Thu, February 20, 2014
Network World — Las Vegas -- Microsoft's Lync communications platform gathers enough readily analyzable data to let corporations spy on their employees like the NSA can on U.S. citizens, and it's based on the same type of information - call details.
At Microsoft's Lync 2014 conference, software developer Event Zero detailed just how easy it would be, for instance, to figure out who is dating whom within the company and pinpoint people looking for another job.
Whether that's ethical or even legal is another question, says Event Zero CEO David Tucker, but it is possible.
Microsoft says these call detail records have been stored by traditional PBXs for legitimate reasons such as accounting for cross-charging, to help with trouble-shooting or even to track contact-center agent productivity, and that's why Lync does so as well. A "From a reporting perspective, Lync does this no differently than any other enterprise communications system," says Barry Castle, senior product marketing manager Lync and Skype, in a written response to questions about the significance of this data possibly being misused.
Either way, it's pretty easy to do using Windows PowerShell, SQL Database information gathered by Lync for monitoring purposes and custom PowerShell queries to sort the information in ways that are useful. Tucker's colleague Shane Hoey demonstrated that the sorted data can readily be exported and be presented in HTML or whatever graphic representations that Excel supports.
The powerful monitoring uses of the same technology are useful and innocent enough, he says. Slicing the identical data can help businesses troubleshoot quality issues on VoIP calls, show trends in bandwidth use to head off network congestion and seek out spots where call quality is deteriorating so remedies can be found.

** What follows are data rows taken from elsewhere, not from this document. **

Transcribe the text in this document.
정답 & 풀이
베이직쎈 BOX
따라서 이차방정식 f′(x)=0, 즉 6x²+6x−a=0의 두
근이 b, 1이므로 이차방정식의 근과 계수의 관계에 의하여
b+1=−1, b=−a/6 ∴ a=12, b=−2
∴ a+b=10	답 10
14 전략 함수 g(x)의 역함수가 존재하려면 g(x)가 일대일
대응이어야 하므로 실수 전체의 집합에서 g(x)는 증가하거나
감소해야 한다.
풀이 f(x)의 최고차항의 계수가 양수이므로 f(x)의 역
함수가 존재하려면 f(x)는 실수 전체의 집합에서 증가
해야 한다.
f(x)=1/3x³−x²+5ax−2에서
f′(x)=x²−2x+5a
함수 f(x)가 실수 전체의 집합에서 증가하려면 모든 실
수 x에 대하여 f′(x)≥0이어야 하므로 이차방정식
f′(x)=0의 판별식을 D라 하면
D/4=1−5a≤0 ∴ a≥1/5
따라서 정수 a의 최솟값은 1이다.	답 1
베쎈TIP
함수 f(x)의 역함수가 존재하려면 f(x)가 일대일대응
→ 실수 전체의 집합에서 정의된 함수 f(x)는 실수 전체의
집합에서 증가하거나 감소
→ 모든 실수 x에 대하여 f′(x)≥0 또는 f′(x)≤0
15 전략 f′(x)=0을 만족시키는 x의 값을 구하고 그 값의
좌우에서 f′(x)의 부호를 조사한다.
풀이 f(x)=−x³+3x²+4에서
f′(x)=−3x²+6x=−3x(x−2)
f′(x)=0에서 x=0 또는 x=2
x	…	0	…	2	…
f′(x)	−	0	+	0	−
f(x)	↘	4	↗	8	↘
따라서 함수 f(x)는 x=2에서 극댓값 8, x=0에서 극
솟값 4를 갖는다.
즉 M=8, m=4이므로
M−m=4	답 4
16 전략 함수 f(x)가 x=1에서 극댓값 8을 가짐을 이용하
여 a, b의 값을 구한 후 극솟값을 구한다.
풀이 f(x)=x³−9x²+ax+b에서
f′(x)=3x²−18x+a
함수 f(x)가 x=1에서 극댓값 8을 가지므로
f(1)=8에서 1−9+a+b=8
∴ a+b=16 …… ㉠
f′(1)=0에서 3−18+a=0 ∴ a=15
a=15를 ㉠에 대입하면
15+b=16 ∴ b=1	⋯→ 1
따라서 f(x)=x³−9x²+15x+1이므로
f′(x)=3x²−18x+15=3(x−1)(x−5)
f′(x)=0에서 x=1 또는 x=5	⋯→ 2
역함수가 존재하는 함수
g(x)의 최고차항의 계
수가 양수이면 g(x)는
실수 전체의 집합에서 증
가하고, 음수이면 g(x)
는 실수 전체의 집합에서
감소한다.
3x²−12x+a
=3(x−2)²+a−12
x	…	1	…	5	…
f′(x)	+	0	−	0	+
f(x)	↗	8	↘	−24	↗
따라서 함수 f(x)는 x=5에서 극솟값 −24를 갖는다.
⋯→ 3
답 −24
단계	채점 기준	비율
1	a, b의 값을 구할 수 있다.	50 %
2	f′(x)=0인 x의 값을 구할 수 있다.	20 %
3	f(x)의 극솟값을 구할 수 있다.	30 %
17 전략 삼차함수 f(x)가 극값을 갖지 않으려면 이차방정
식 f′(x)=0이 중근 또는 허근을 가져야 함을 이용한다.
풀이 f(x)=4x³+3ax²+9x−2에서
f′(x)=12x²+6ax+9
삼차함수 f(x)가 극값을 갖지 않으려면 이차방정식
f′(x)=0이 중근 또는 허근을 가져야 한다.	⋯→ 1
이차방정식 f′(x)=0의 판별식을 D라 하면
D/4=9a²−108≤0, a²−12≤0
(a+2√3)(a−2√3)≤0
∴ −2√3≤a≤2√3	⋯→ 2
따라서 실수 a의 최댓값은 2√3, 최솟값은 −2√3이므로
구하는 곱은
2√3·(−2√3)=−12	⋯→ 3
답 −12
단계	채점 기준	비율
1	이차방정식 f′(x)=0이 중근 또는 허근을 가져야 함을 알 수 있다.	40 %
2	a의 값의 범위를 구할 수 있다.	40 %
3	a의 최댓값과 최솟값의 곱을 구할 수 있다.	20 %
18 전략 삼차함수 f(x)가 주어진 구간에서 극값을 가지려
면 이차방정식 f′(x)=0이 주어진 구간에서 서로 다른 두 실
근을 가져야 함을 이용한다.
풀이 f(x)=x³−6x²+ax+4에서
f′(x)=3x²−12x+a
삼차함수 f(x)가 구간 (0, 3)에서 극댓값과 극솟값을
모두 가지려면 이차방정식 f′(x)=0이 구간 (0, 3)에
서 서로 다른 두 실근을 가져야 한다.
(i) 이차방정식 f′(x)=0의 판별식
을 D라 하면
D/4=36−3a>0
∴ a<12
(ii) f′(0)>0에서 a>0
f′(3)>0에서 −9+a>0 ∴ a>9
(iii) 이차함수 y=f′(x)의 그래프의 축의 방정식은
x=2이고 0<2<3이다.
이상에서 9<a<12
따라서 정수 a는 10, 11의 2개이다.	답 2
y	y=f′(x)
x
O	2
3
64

But using PowerShell queries can also be easily written that parse the same information to figure out personal details about employees. "You can become your own mini-NSA," Tucker says jokingly. "Just make sure it doesn't end up on Wikileaks."
A lot of the information available in call records gathered by Lync includes personally identifiable information about individuals and therefore opens up a can of worms, he says. There may be legal restrictions on use of that data depending on what the laws are in the country or state where the data resides, he says. And individual corporations and departments may have their own rules restricting their use, so IT pros tempted to mine the data should beware, he says.